いま、東日本大震災のがれき処理と福島第一原発による放射線物質の拡散による環境汚染に対して、国民は関心を示し不安感を抱いています。そのような状況の中、開発を計画する民間業者の役員には、愛媛県内に民間で最大規模の廃棄物処理施設を東温市にもつ業者の幹部が含まれており、4月上旬に「震災瓦礫の受け入れに積極的に協力したい」旨、東温市に申し入れしていることは、私たち県民の不安をさらにひろげるものとなっています。
 建設予定地の久万高原町では、町特産の久万高原清流米や高原野菜への風評被害や仁淀川水系の美しい自然という観光地としての魅力が薄れることを理由に、松山市JAを核とする農業生産者​組織や面河川漁協、地元明神地区、流域の水利組合、そして町長も町議会も、反対を表明し決議しています。
 高知県内でも仁淀川漁協は早々に反対を決議し、「仁淀川を​守る会」など運動団体も結成され設置に同意しないよう愛媛県や関係団体に働​き掛けています。仁淀川流域の仁淀川町、越知町、日高村、佐川町、いの町、土佐市、高知市の7市町村議会はすべて、「川の水を飲料水や農業用水など命の水として愛用している、汚染水が流失すれば死活問題と、この6月議会で民間の管理型産業廃棄物最終処分場計画を認めないようにと、建設反対の意見書を可決し、6月20日愛媛県と久万高原町に提出しています。
 このような世論と議会の決議の前に、開発を計画している業者は、申請を出すことを現時点では留めています。しかし、調査に入った私たちに対し代表取締役が「町が反対しているので当面は事前協議に入れない。原発事故の影響で過敏になっているので今の段階では地元の合意は難しいだろう。時間をかけて理解してもらうしかない」と述べたことにわかるように、長期戦を構え、世論等が下火になる頃合いを見計らい処分場建設を実現する意図であることを明け透けに語っています。そのことは、申請を取りやめたのち、新聞記者の質問に代表取締役が「計画を再検討し、しかるべき時に住民に説明したい」と答えていることを見ても明らかです。
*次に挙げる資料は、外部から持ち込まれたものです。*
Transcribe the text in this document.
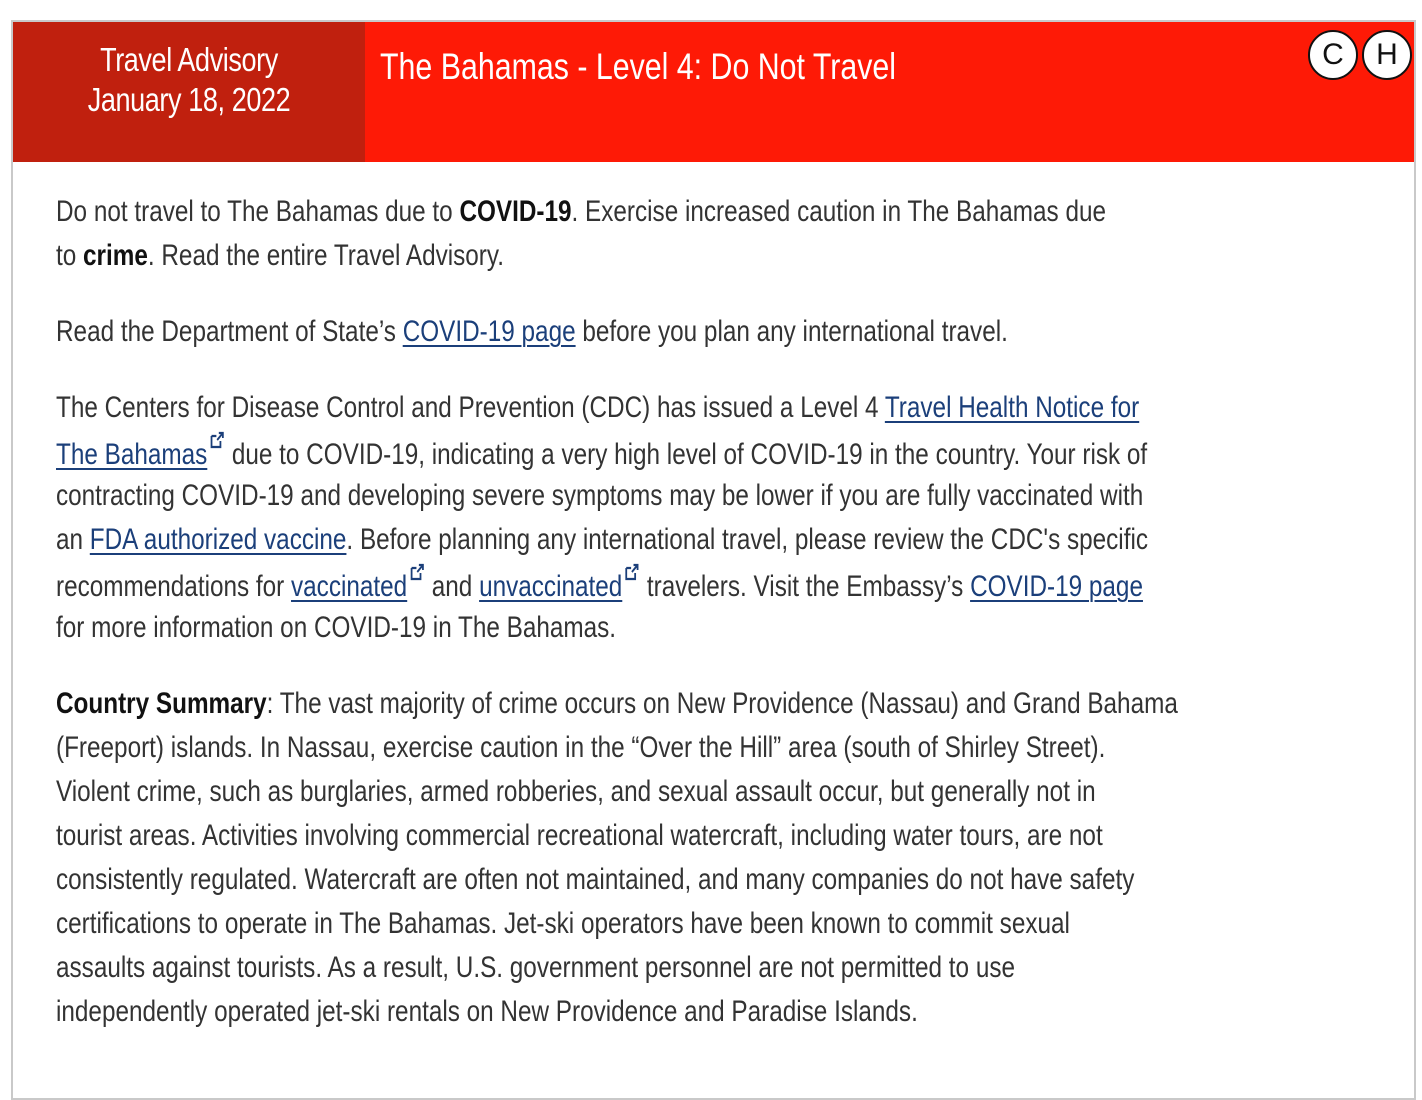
Travel Advisory
January 18, 2022
The Bahamas - Level 4: Do Not Travel	C	H
Do not travel to The Bahamas due to COVID-19. Exercise increased caution in The Bahamas due
to crime. Read the entire Travel Advisory.
Read the Department of State’s COVID-19 page before you plan any international travel.
The Centers for Disease Control and Prevention (CDC) has issued a Level 4 Travel Health Notice for
The Bahamas due to COVID-19, indicating a very high level of COVID-19 in the country. Your risk of
contracting COVID-19 and developing severe symptoms may be lower if you are fully vaccinated with
an FDA authorized vaccine. Before planning any international travel, please review the CDC's specific
recommendations for vaccinated and unvaccinated travelers. Visit the Embassy’s COVID-19 page
for more information on COVID-19 in The Bahamas.
Country Summary: The vast majority of crime occurs on New Providence (Nassau) and Grand Bahama
(Freeport) islands. In Nassau, exercise caution in the “Over the Hill” area (south of Shirley Street).
Violent crime, such as burglaries, armed robberies, and sexual assault occur, but generally not in
tourist areas. Activities involving commercial recreational watercraft, including water tours, are not
consistently regulated. Watercraft are often not maintained, and many companies do not have safety
certifications to operate in The Bahamas. Jet-ski operators have been known to commit sexual
assaults against tourists. As a result, U.S. government personnel are not permitted to use
independently operated jet-ski rentals on New Providence and Paradise Islands.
 ここまで、開発者の意図が明らかになっている今、「正式の申請がなされていない」とか手続き上の問題点などをあげつらって、今、県議会の意思を明らかにすることに反対することは、事実上、開発業者に塩を送ることに等しいものであり、流域の住民の願いに背を向ける態度だと指摘せざるを得ません。
 知事は6月15日の記者会見で「非常に心配している、この問題は愛媛県の中の愛媛県の問題と捉えるのではなく、やっぱり高知県にも大きな影響を与える問題だとして、愛媛県側の皆様方にも本県の意見をよく聞いていただきたい」と述べられています。本意見書議案はこの知事の思いと同様、愛媛県産業廃棄物適正処理指導要綱にある「関係地域住民の同意を得なければならない」とある「関係住民」に、高知県下仁淀川流域住民は当然該当すべきであり流域市町村の議決を尊重すべきであることを求めるものとなっています。
 高知県民を代表する本県議会で、本議案を、今、採択することは、流域市町村議会あげての決定と県民、そして知事の懸念にこたえるものであります。「そのうちに」と高をくくっている業者に対し、申請に必要な同意は未来永劫あり得ないという確固たる県議会の姿勢を明確に示し、仁淀ブルー、奇跡の清流、命の水を孫子の代まで残そうではありませんか。以上、同僚各位のご賛同をお願いし私の討論といたします。